Seeing that the top site I link to is myself, well that wasn’t really a surprise. I suppose that just confirms my own narcissism. No, but really, my blog is primarily a writing reference for myself. I use it to write about and join ideas that are swirling in my head, so it’s no surprise to see blog.jim-nielsen.com as the most frequently occurring domain to which I link.

Others high on the list are no surprise. Twitter, Github, MDN, StackOverflow, those are all frequent developer references that cracked that top ten. Seeing adactio high up on the list is also no surprise (I probably would’ve guessed Jeremy would be higher). Seeing my icon galleries as well as apple.com on there is no surprise because I’ve written a few posts behind how I build those sites, with a high number of links to the galleries or the specific app icons in the App Store. So no real surprises there.

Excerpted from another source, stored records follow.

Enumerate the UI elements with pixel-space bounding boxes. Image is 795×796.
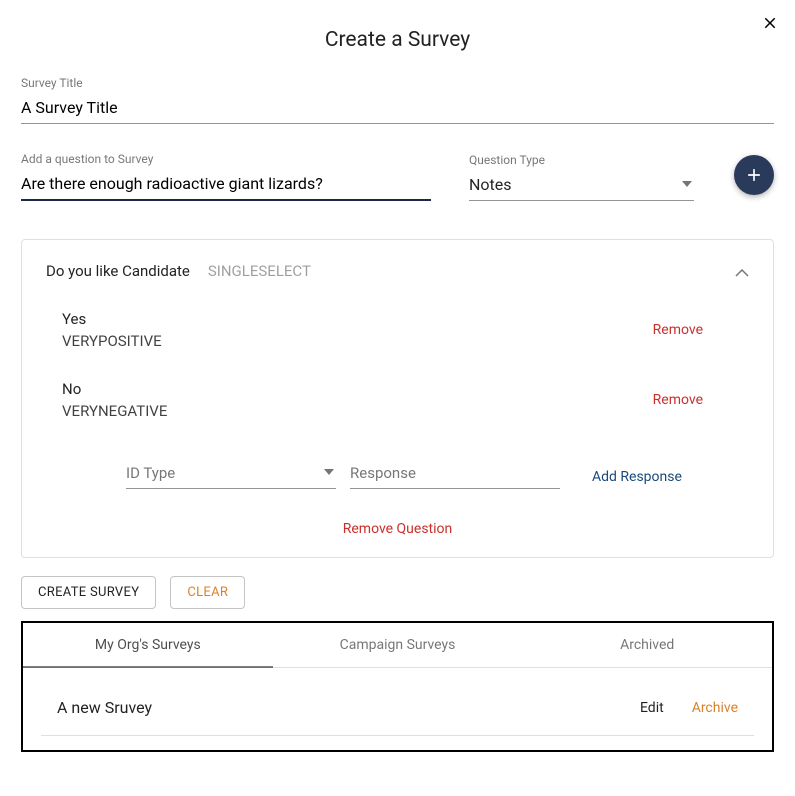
response-id: VERYNEGATIVE — [62, 402, 167, 420]
close-button[interactable] — [757, 10, 783, 40]
response-label: No — [62, 380, 167, 398]
archive-survey-button[interactable]: Archive — [692, 700, 738, 716]
survey-name: A new Sruvey — [41, 698, 152, 717]
survey-title-label: Survey Title — [21, 76, 774, 90]
close-icon — [761, 14, 779, 32]
chevron-up-icon — [735, 269, 749, 277]
survey-row: A new Sruvey Edit Archive — [41, 680, 754, 736]
response-label: Yes — [62, 310, 162, 328]
remove-response-button[interactable]: Remove — [653, 322, 733, 338]
question-type-label: Question Type — [469, 153, 694, 167]
surveys-panel: My Org's Surveys Campaign Surveys Archiv… — [21, 621, 774, 752]
dropdown-icon — [324, 460, 334, 479]
response-id: VERYPOSITIVE — [62, 332, 162, 350]
remove-response-button[interactable]: Remove — [653, 392, 733, 408]
collapse-button[interactable] — [731, 258, 753, 285]
page-title: Create a Survey — [0, 0, 795, 76]
add-response-button[interactable]: Add Response — [574, 469, 682, 489]
edit-survey-button[interactable]: Edit — [640, 700, 664, 716]
question-type-select[interactable]: Notes — [469, 171, 694, 201]
response-item: Yes VERYPOSITIVE Remove — [62, 310, 733, 350]
question-card-subtype: SINGLESELECT — [208, 262, 311, 280]
survey-title-input[interactable] — [21, 94, 774, 124]
create-survey-button[interactable]: CREATE SURVEY — [21, 576, 156, 609]
tab-campaign-surveys[interactable]: Campaign Surveys — [273, 623, 523, 667]
response-item: No VERYNEGATIVE Remove — [62, 380, 733, 420]
question-card-title: Do you like Candidate — [46, 262, 190, 280]
remove-question-button[interactable]: Remove Question — [46, 521, 749, 537]
add-question-button[interactable] — [734, 155, 774, 195]
add-question-input[interactable] — [21, 170, 431, 201]
tab-my-org-surveys[interactable]: My Org's Surveys — [23, 623, 273, 667]
id-type-select[interactable] — [126, 460, 336, 489]
plus-icon — [744, 165, 764, 185]
clear-button[interactable]: CLEAR — [170, 576, 245, 609]
response-input[interactable] — [350, 460, 560, 489]
tab-archived[interactable]: Archived — [522, 623, 772, 667]
add-question-label: Add a question to Survey — [21, 152, 431, 166]
question-card: Do you like Candidate SINGLESELECT Yes V… — [21, 239, 774, 558]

In short, nothing here was incredibly surprising. In fact, a lot of the sites in that list are a mirroring of what sites I subscribe to in my RSS. Big surprise, eh? It really drives home the point about diversifying the things to which you expose yourself—something I need to think and act on more frequently. I don’t think I needed an index of all my outbound links to realize that, but it serves as a mirror to that fact anyway.

Conclusion

Because this was actually relatively straightforward thing to do, I might spend some time in the future figuring out how to make additional ways of viewing this same information. For example, imagine some kind of auto-generated visual that shows a map of all these outbound links? In other words, a more visual way of seeing where all my links are going. That could be really interesting.

What would be even more interesting is if more of people did this: exported a list, a visual, something that depicts where their personal sites, blogs, etc., link to. I suppose it’s really just the view Google has of any of our sites. Nonetheless, now I have a view of all my linkings and not just you Google.